Duck Duck Go bases itself around being a search engine that will provide you with the results you need whilst wiping out the clutter that can often get in the way of a regular search query. Using its own web crawler, the DuckDuckBot, and information taken partly from Wikipedia, it is hoping to make search more relevant.
On first thoughts it doesn’t do much for me in the way of looks and design. Starting with the strange name you are half expecting that the style from there on in would be a little different. The pages look like they have been put together in a children’s art class and the text could do with being tightened up to make it look more professional.
It works by providing a step by step process that starts with search summaries that then lead you on to the correct set of sites for your query that they say, “Will remove the clicking backward and forward normally associated with search results.” Duck Duck Go CEO Gabriel Weinberg explained that “Duck Duck Go uses semantic technology to identify topics within queries and will adjust its results accordingly.”
For my first search I typed in my home town Brighton. After clicking the Brighton I wanted it gave me several options about the city from the local council website to the recently finished Brighton festival website, this keeps it in line with its stance of offering the most official page first of any search.
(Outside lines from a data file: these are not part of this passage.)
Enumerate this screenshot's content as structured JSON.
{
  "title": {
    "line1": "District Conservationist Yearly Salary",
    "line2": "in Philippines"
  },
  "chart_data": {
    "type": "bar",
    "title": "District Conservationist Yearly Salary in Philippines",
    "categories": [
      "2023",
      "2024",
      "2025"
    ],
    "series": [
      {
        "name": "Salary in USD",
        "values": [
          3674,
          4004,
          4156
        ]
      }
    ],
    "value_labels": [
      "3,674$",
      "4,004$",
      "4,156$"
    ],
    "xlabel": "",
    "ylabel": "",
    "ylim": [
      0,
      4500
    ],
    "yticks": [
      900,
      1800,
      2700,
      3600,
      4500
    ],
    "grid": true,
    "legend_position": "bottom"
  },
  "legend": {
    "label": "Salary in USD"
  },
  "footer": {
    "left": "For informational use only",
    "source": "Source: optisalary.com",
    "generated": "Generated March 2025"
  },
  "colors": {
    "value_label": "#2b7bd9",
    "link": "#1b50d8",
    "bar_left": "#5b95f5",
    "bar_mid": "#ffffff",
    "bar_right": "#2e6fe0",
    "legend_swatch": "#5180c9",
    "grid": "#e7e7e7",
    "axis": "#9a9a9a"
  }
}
In all, the first sets of results offer a good choice of what is presently standard and popular in the city without having to search too long and hard. If I was visiting Brighton for the first time I feel as though it would give enough good advice to get me going in the city. Saying that, I still feel as though it is a service Google, Bing and Yahoo certainly offer just as well, if not considerably better.
After putting in several other search queries it does offer some good results and covers most of the bases you would expect from a search engine plus it knows when phrases can have different meanings and alerts you to this. There is a cool Icon bar where you can click on the logo of a major company’s website and it will perform the same search for you on their site and provide their results. It is interesting to see how your search query is referenced in various websites around the world. There are a few obvious misses like no RSS feeds link but hopefully this will all be rectified as time goes by with the site still being so new.
So if you want to try something different from the big guns of search then you could do worse than taking a look at Duck Duck Go. It may look as quirky as it sounds but it does offer some good information.